3- If K is indeed negative binomial, what is the definition of the parameters of a usual negative binomial here? I mean how the “p” and especially “r” are defined? What does it mean to repeat the experiments until the failure happens (definition of negative binomial). This is important because in the mapping each reads will successes or fails to map to a gene, but we don’t have to try until we get certain number of fails or success. Therefore, reasoning for the K to be negative binomial and modeling the reads mapped to a gene, is confusing.

It would be highly appreciated if you can explain the meaning of the random variables and concepts in above questions.

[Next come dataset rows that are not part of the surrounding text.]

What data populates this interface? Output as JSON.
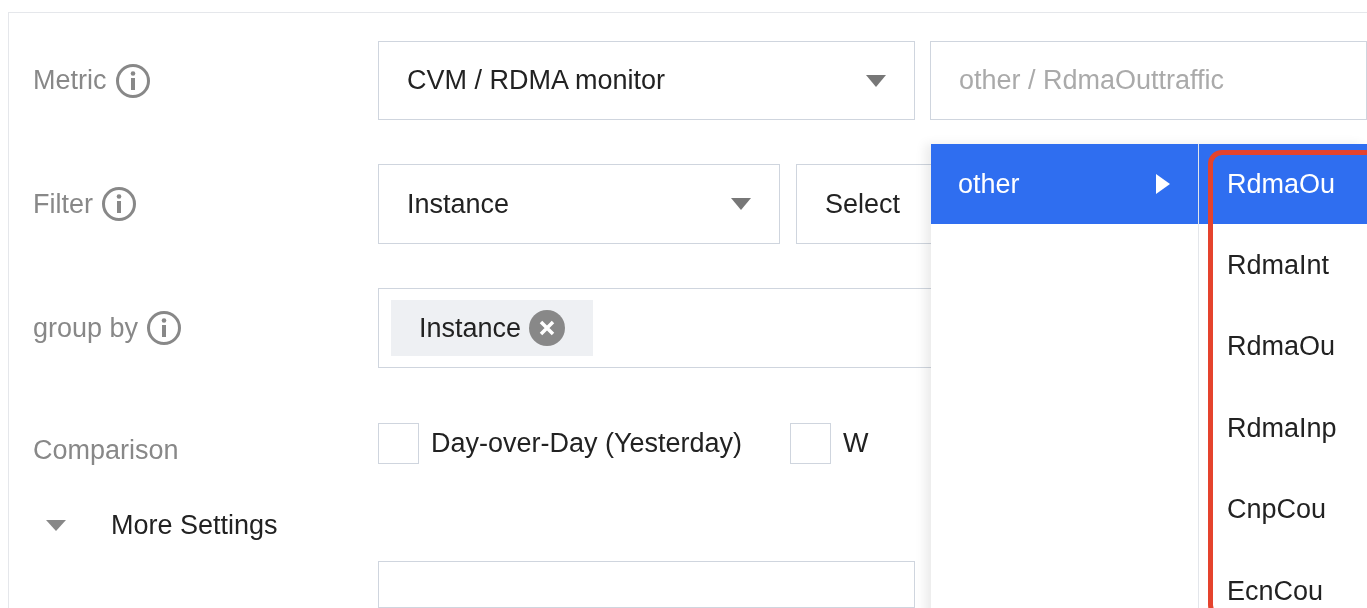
{
  "metric": {
    "label": "Metric",
    "select": {
      "value": "CVM / RDMA monitor"
    },
    "cascader": {
      "placeholder": "other / RdmaOuttraffic"
    }
  },
  "filter": {
    "label": "Filter",
    "select": {
      "value": "Instance"
    },
    "value_select": {
      "value": "Select"
    }
  },
  "group_by": {
    "label": "group by",
    "tags": [
      {
        "label": "Instance"
      }
    ]
  },
  "comparison": {
    "label": "Comparison",
    "options": [
      {
        "label": "Day-over-Day (Yesterday)",
        "checked": false
      },
      {
        "label": "W",
        "checked": false
      }
    ]
  },
  "more_settings": {
    "label": "More Settings"
  },
  "dropdown": {
    "columns": [
      {
        "items": [
          {
            "label": "other",
            "selected": true
          }
        ]
      },
      {
        "items": [
          {
            "label": "RdmaOu",
            "selected": true
          },
          {
            "label": "RdmaInt",
            "selected": false
          },
          {
            "label": "RdmaOu",
            "selected": false
          },
          {
            "label": "RdmaInp",
            "selected": false
          },
          {
            "label": "CnpCou",
            "selected": false
          },
          {
            "label": "EcnCou",
            "selected": false
          }
        ]
      }
    ]
  }
}
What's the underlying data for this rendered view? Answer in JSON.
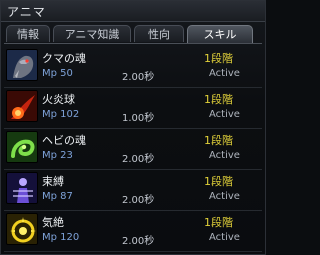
{
  "window": {
    "title": "アニマ"
  },
  "tabs": [
    {
      "label": "情報",
      "active": false
    },
    {
      "label": "アニマ知識",
      "active": false
    },
    {
      "label": "性向",
      "active": false
    },
    {
      "label": "スキル",
      "active": true
    }
  ],
  "skills": [
    {
      "icon": "bear-creature-icon",
      "name": "クマの魂",
      "mp": "Mp 50",
      "time": "2.00秒",
      "stage": "1段階",
      "status": "Active"
    },
    {
      "icon": "fireball-icon",
      "name": "火炎球",
      "mp": "Mp 102",
      "time": "1.00秒",
      "stage": "1段階",
      "status": "Active"
    },
    {
      "icon": "green-snake-icon",
      "name": "ヘビの魂",
      "mp": "Mp 23",
      "time": "2.00秒",
      "stage": "1段階",
      "status": "Active"
    },
    {
      "icon": "purple-figure-icon",
      "name": "束縛",
      "mp": "Mp 87",
      "time": "2.00秒",
      "stage": "1段階",
      "status": "Active"
    },
    {
      "icon": "yellow-burst-icon",
      "name": "気絶",
      "mp": "Mp 120",
      "time": "2.00秒",
      "stage": "1段階",
      "status": "Active"
    }
  ]
}
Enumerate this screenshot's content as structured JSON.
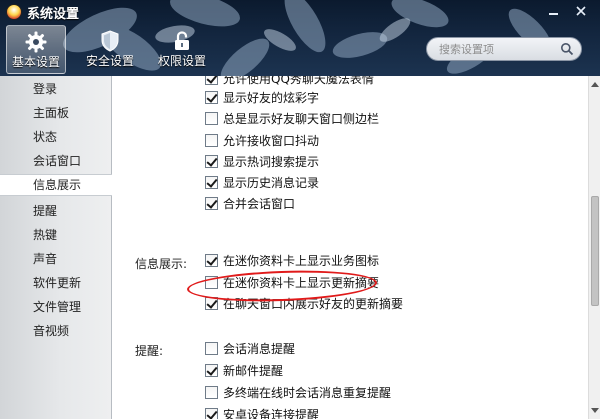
{
  "window": {
    "title": "系统设置",
    "icon": "qq-penguin-icon"
  },
  "toolbar": {
    "tabs": [
      {
        "label": "基本设置",
        "icon": "gear-icon",
        "active": true
      },
      {
        "label": "安全设置",
        "icon": "shield-icon",
        "active": false
      },
      {
        "label": "权限设置",
        "icon": "lock-icon",
        "active": false
      }
    ],
    "search_placeholder": "搜索设置项"
  },
  "sidebar": {
    "items": [
      {
        "label": "登录"
      },
      {
        "label": "主面板"
      },
      {
        "label": "状态"
      },
      {
        "label": "会话窗口"
      },
      {
        "label": "信息展示",
        "active": true
      },
      {
        "label": "提醒"
      },
      {
        "label": "热键"
      },
      {
        "label": "声音"
      },
      {
        "label": "软件更新"
      },
      {
        "label": "文件管理"
      },
      {
        "label": "音视频"
      }
    ]
  },
  "content": {
    "group_top": [
      {
        "label": "允许使用QQ秀聊天魔法表情",
        "checked": true
      },
      {
        "label": "显示好友的炫彩字",
        "checked": true
      },
      {
        "label": "总是显示好友聊天窗口侧边栏",
        "checked": false
      },
      {
        "label": "允许接收窗口抖动",
        "checked": false
      },
      {
        "label": "显示热词搜索提示",
        "checked": true
      },
      {
        "label": "显示历史消息记录",
        "checked": true
      },
      {
        "label": "合并会话窗口",
        "checked": true
      }
    ],
    "info_section": {
      "label": "信息展示:",
      "options": [
        {
          "label": "在迷你资料卡上显示业务图标",
          "checked": true
        },
        {
          "label": "在迷你资料卡上显示更新摘要",
          "checked": false
        },
        {
          "label": "在聊天窗口内展示好友的更新摘要",
          "checked": true
        }
      ]
    },
    "remind_section": {
      "label": "提醒:",
      "options": [
        {
          "label": "会话消息提醒",
          "checked": false
        },
        {
          "label": "新邮件提醒",
          "checked": true
        },
        {
          "label": "多终端在线时会话消息重复提醒",
          "checked": false
        },
        {
          "label": "安卓设备连接提醒",
          "checked": true
        }
      ]
    }
  },
  "colors": {
    "header_dark": "#0b1a2e",
    "annotation_red": "#e01a1a",
    "sidebar_bg": "#e6e8ea"
  }
}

 Simon Anders 06-24-2011 11:17 AM

Somehow, you managed to get everything the wrong way round:

Quote:
 how the K becomes negative binomial after conditioning on Q
It doesn't. K, conditioned on Q, is Poisson, and it becomes NB after marginalizing out the condition. You are confusing conditioning with marginalizing, which is the opposite.

Let's start again.

There are two ways how the NB comes about. (a) the definition that you cite, namely the waiting time until r failures happen. This definition is not the general one, as it makes sense only for integer r, and r may be non-integer, too. Also, we do not repeat anything until failure here. (b) as marginal distribution of a gamma-Poisson hierarchical model. The latter is what we use.

Let Q be a random variable with gamma distribution with expectation q0 and variance a q0˛. We draw a random variate q for Q and then set up a random variable K|q, which is Poisson distributed with mean q (and hence also variance q). If we marginalize out the conditioning of K|q on q, what do we get? Integrate the product of the pdf's for K|Q and Q, f_pois(k; q) and f_gamma( q; q0, a ), for q from 0 to infinity, and you get the pdf of the NB with mean q0 and dispersion a (i.e., variance q0 + a q0˛). Note that this has nothing to do with waiting times in Bernoulli processes -- only if r=1/a happens to be integer, it happens to be the same distribution as you get when waiting for r failures in a Bernoulli process with a success probability p such that p = pr/(1-p).

 tldgID 06-24-2011 12:16 PM

Thanks!

In simple words, K|Q ~ Poisson, meaning that the number of reads mapped to a gene, conditioned on the actual concentration for the gene, is Poisson. If we marginalize over concentrations, then the K: number of reads mapped to a gene, is distributed by negative binomial. In the cases that we don’t have all the actual concentrations, we can assume that the reads mapped to a gene is negative binomial then. Is that right?

 Simon Anders 06-24-2011 12:29 PM

Exactly. And of course we never have the actual concentrations because if we did we wouldn't need to measure them by sequencing.

 d17 06-24-2011 12:36 PM

Dear Simon (or anyone else who wishes to comment),

I have a (more general) question related to your excellent description above:
I am wondering about the differences between the negative binomial and Poisson lognormal models for analyzing count data. It appears that most NGS read count software takes the negative binomial approach (DESeq, edgeR, baySeq). However, it is my understanding that a Poisson lognormal model could also be suitable for analyzing this data. If I understand correctly the only difference between the models is that Q (using the notation above) is lognormal rather than gamma distributed (in the Poisson lognormal model).

So my question is: Is there any particular reason that people have chosen the negative binomial model instead of Poisson lognormal for read count data?

Thanks!

 tldgID 06-24-2011 12:39 PM

As I see it from some previous posts, the choice for distribution of Q won’t affect the distribution of K (the # of mapped reads) to be modeled as negative binomial:

"However, simulation shows that misspecification of the distribution for Q does not cause the results too change much, i.e., it does not really matter whether we use log-normal or gamma or something else of roughly this shape. (Sorry, can't find the references for this now; ask again if you need them.)"

I appreciate if you can let me know about any references that you were referring to in that message.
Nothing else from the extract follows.